Wrongville CD--Gypsy Records/Velvel Records LLC (740 Broadway, New York, NY 10003)
Country-inflected distorted mainstream guitar rock with punkish overtones. These guys would make an appropriate opening band for Pearl Jam or Soul Asylum, but I don't think too many people would be paying any attention to Sweet Diesel--they'd be up buying T-shirts and beer, and going to the bathroom. In any case, what they sound like is an opening act because it's hard to imagine anyone thinking this was striking music in any sense. Wrongville is reminiscent of Drivin 'N Cryin' at some points, Guns 'N Roses at others; think of the Rollins Band gone country.
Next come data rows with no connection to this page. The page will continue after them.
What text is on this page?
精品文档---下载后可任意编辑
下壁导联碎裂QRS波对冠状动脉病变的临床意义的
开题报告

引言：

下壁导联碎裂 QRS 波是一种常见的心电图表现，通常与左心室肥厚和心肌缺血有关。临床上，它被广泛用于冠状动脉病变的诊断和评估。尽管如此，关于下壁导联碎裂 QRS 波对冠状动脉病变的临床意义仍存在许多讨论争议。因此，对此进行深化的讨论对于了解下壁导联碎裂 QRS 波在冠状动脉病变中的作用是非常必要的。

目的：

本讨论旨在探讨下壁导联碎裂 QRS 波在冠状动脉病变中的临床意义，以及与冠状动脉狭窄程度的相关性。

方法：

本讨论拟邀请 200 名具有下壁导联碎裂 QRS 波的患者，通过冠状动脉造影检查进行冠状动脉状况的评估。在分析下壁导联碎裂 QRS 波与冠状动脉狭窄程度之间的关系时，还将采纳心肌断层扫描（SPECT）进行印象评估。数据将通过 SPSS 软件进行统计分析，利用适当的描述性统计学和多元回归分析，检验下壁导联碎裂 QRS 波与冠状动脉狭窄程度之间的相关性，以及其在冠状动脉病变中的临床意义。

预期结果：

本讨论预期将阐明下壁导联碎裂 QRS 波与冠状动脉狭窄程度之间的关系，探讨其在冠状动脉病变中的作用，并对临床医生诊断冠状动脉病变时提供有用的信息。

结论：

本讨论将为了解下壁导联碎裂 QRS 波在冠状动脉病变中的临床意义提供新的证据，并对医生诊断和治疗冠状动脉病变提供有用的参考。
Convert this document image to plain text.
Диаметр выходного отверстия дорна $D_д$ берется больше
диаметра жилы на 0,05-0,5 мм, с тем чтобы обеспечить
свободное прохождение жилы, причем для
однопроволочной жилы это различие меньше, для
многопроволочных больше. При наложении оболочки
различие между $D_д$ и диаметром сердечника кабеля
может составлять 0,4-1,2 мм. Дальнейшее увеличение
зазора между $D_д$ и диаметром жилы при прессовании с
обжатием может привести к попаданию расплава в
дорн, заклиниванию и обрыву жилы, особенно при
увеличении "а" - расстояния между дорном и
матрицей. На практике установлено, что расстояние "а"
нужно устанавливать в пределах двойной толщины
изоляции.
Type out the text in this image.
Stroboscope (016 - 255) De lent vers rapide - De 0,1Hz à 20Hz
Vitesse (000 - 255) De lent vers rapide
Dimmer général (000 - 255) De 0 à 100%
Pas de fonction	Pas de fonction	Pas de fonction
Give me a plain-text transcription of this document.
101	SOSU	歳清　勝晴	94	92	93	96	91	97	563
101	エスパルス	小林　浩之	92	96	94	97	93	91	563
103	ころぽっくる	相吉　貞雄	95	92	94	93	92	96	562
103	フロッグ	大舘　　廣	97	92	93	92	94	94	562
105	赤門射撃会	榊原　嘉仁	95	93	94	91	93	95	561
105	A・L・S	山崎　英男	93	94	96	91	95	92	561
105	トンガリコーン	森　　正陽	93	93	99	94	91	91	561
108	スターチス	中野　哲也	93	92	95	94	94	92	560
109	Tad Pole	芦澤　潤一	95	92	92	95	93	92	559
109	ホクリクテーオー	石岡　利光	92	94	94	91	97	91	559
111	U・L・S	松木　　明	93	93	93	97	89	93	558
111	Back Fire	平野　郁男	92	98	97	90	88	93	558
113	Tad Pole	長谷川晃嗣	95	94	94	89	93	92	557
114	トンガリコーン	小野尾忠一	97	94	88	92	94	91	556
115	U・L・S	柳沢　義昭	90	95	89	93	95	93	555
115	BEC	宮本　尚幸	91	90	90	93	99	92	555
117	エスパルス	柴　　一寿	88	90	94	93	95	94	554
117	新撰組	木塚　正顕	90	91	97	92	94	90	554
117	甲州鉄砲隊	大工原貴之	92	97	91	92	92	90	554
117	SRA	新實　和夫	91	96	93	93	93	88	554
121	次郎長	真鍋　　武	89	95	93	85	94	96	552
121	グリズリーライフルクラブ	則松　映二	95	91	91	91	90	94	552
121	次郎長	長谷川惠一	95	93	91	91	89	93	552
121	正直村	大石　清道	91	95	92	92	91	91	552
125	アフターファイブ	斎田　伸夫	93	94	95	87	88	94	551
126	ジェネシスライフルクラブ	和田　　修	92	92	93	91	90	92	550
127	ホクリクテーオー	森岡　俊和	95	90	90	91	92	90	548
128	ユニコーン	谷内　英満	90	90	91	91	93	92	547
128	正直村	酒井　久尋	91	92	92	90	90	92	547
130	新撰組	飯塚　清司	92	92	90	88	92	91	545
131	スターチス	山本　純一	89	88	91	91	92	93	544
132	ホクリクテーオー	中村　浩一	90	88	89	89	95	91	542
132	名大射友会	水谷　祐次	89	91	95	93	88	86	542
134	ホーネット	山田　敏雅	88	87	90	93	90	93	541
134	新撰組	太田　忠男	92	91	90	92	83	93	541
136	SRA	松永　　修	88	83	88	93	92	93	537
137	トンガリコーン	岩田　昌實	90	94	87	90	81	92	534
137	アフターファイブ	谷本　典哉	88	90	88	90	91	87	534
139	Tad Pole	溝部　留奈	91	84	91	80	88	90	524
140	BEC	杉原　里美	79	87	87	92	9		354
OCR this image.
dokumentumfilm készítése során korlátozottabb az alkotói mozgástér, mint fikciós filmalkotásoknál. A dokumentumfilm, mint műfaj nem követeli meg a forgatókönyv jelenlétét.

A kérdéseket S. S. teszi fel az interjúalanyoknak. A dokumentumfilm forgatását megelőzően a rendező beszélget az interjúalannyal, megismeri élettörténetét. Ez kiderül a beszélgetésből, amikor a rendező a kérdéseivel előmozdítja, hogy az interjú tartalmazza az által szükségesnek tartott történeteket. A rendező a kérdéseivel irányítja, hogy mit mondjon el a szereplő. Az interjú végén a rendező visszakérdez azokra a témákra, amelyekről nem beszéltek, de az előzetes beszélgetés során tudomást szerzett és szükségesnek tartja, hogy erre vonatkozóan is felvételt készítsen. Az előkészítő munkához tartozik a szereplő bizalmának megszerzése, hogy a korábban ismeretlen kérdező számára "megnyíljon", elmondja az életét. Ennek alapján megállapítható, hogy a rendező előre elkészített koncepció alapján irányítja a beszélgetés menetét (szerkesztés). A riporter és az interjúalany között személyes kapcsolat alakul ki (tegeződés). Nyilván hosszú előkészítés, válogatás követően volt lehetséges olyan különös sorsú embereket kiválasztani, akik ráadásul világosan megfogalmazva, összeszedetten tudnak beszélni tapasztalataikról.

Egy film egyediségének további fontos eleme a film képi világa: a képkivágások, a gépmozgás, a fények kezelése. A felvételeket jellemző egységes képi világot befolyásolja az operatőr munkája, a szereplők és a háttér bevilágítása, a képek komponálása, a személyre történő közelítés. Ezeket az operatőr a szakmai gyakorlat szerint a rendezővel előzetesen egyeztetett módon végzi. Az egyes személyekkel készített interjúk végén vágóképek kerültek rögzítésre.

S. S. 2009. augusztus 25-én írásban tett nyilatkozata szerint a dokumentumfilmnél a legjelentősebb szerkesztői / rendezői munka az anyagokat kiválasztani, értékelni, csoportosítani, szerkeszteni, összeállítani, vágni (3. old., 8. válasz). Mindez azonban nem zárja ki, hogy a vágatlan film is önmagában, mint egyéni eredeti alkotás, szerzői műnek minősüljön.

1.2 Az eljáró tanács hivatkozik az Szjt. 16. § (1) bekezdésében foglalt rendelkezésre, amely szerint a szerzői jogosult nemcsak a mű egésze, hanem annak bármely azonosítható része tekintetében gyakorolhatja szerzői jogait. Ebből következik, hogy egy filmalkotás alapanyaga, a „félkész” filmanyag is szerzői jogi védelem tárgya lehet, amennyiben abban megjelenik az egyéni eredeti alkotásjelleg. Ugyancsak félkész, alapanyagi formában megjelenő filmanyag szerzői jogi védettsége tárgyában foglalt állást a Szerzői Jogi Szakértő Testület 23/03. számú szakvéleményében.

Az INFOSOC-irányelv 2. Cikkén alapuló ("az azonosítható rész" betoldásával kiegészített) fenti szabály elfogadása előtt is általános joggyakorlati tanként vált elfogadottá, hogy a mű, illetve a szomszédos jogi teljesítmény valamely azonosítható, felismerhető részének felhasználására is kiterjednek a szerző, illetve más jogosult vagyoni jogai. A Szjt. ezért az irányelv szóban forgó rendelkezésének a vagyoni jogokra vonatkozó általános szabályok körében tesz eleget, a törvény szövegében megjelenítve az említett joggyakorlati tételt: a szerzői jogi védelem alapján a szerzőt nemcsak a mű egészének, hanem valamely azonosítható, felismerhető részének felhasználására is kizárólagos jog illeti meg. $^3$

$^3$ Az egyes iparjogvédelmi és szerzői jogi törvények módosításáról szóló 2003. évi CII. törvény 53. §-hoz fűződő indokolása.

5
The songs all sound the same, the drummer doesn't seem to know too many different beats, the guitar could be anybody. Some of these songs don't even sound like they were done, like the songs still had parts that needed to be written, or the final mixdown session got cancelled. I get the impression their songwriting process consists of sticking various clichéd riffs together and hoping that somehow a song emerges. In the final analysis: not ready for prime time.